Philip Seymour Hoffman, 1967–2014

The Oscar-winning actor who found depth in every character

Philip Seymour Hoffman kicked his youthful addictions to drugs and alcohol at the age of 22, before embarking on one of the most wide-ranging and universally admired acting careers of his age. But even after more than two decades of sobriety, he always knew that the battle wasn’t over. “Just because all that time’s passed doesn’t mean ‘Maybe it’s a phase,’” he told an interviewer in 2011. “That’s, you know, who I am.” A year later, he put himself back into rehab, and this week Hoffman was found dead with a needle in his arm in a Manhattan apartment containing 50 bags of heroin.

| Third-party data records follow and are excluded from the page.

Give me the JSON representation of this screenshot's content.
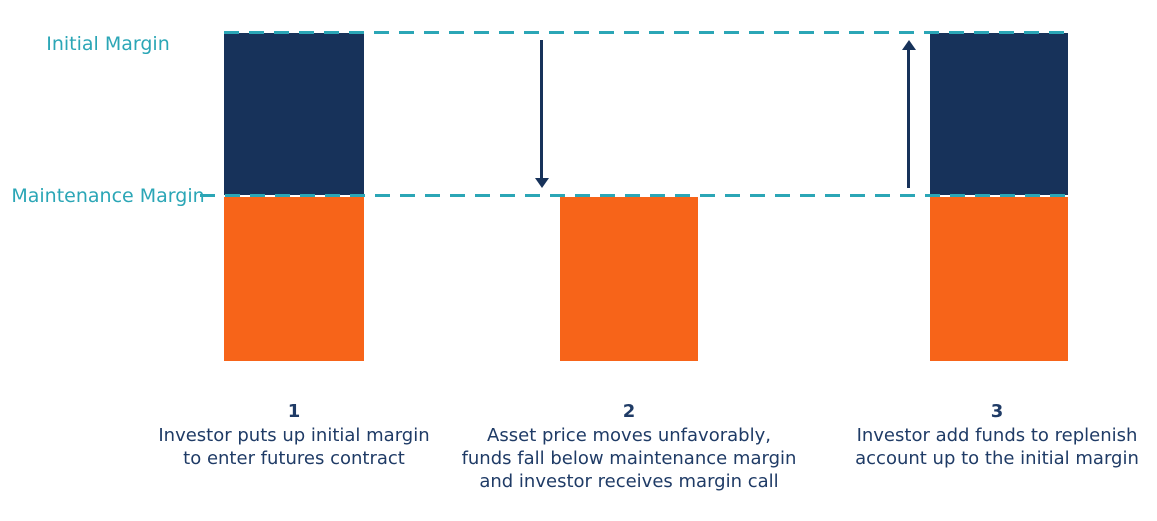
{
  "colors": {
    "navy": "#17325a",
    "orange": "#f76419",
    "teal": "#2ba6b6",
    "text": "#1f3b66",
    "background": "#ffffff"
  },
  "labels": {
    "initial_margin": "Initial Margin",
    "maintenance_margin": "Maintenance Margin"
  },
  "steps": [
    {
      "number": "1",
      "lines": [
        "Investor puts up initial margin",
        "to enter futures contract"
      ]
    },
    {
      "number": "2",
      "lines": [
        "Asset price moves unfavorably,",
        "funds fall below maintenance margin",
        "and investor receives margin call"
      ]
    },
    {
      "number": "3",
      "lines": [
        "Investor add funds to replenish",
        "account up to the initial margin"
      ]
    }
  ],
  "diagram_data": {
    "type": "margin-call-process",
    "levels": [
      "Initial Margin",
      "Maintenance Margin"
    ],
    "level_lines_style": "teal dashed horizontal lines",
    "bars": [
      {
        "step": "1",
        "segments": [
          {
            "range": "initial-to-maintenance",
            "color": "navy"
          },
          {
            "range": "below-maintenance",
            "color": "orange"
          }
        ]
      },
      {
        "step": "2",
        "segments": [
          {
            "range": "below-maintenance",
            "color": "orange"
          }
        ]
      },
      {
        "step": "3",
        "segments": [
          {
            "range": "initial-to-maintenance",
            "color": "navy"
          },
          {
            "range": "below-maintenance",
            "color": "orange"
          }
        ]
      }
    ],
    "arrows": [
      {
        "direction": "down",
        "color": "navy",
        "location": "between initial and maintenance lines, left of bar 2"
      },
      {
        "direction": "up",
        "color": "navy",
        "location": "between maintenance and initial lines, left of bar 3"
      }
    ]
  }
}
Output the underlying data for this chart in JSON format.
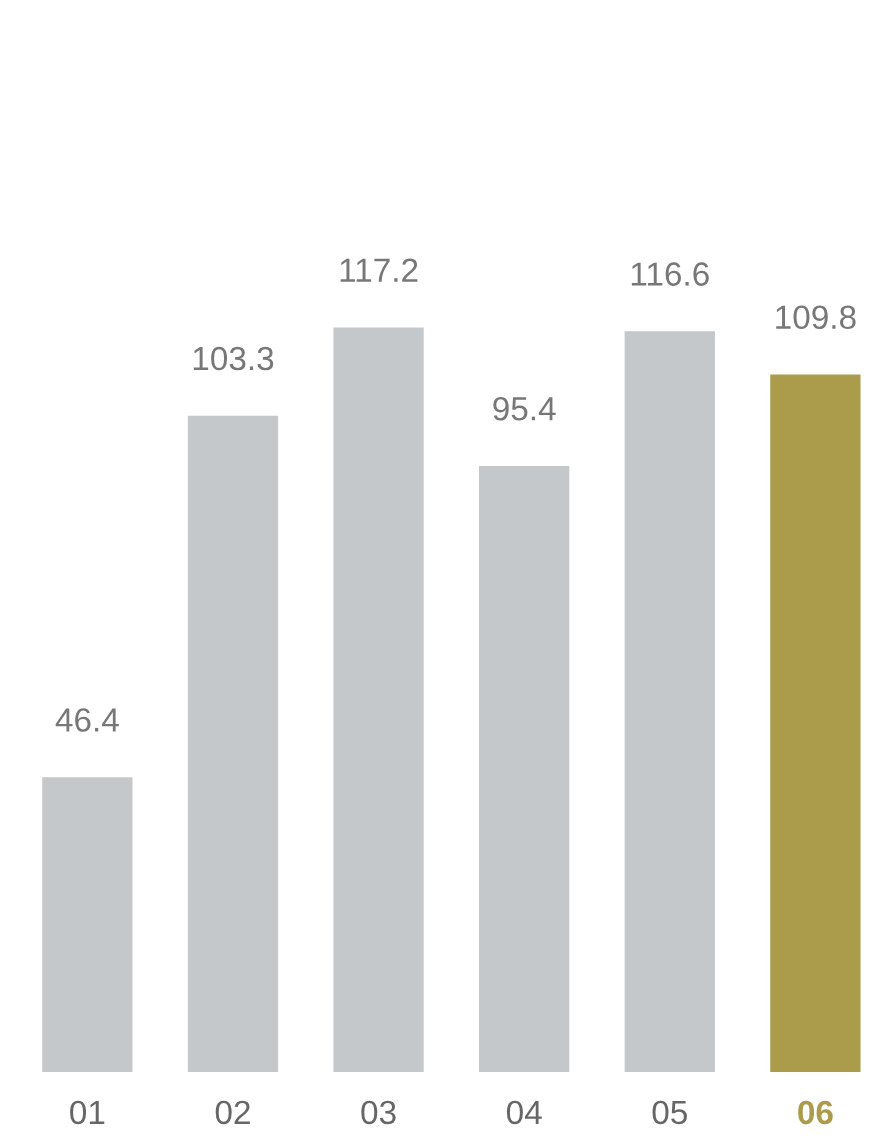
{
  "chart_data": {
    "type": "bar",
    "categories": [
      "01",
      "02",
      "03",
      "04",
      "05",
      "06"
    ],
    "values": [
      46.4,
      103.3,
      117.2,
      95.4,
      116.6,
      109.8
    ],
    "colors": [
      "#c5c8cb",
      "#c5c8cb",
      "#c5c8cb",
      "#c5c8cb",
      "#c5c8cb",
      "#ab9c4c"
    ],
    "data_labels": true,
    "grid": false,
    "legend": false
  }
}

Despite the addiction problem that apparently killed him, Hoffman “was the opposite of an artist in decline,” said Slate.com. He had reached “a kind of sun-dappled meadow in his professional life,” where he could take on whatever challenge appealed to him. After winning the Best Actor Academy Award in 2006 for his portrayal of Truman Capote in Capote, Hoffman played a wide-ranging gallery of characters: the disgruntled CIA agent of Charlie Wilson’s War, the villainous arms trader in Mission: Impossible III, the eerily affable cult leader in The Master, even Willy Loman in a Broadway production of Death of a Salesman. “His unusual actorly physiognomy—the ruddy, transparent skin, the bulky but far from graceless body, the beetling blond eyebrows—lent itself to all manner of physical and gestural shape-shifting.” Hoffman seemed uniquely able to sculpt his characters “from the pliant clay of the voice and body he already had.”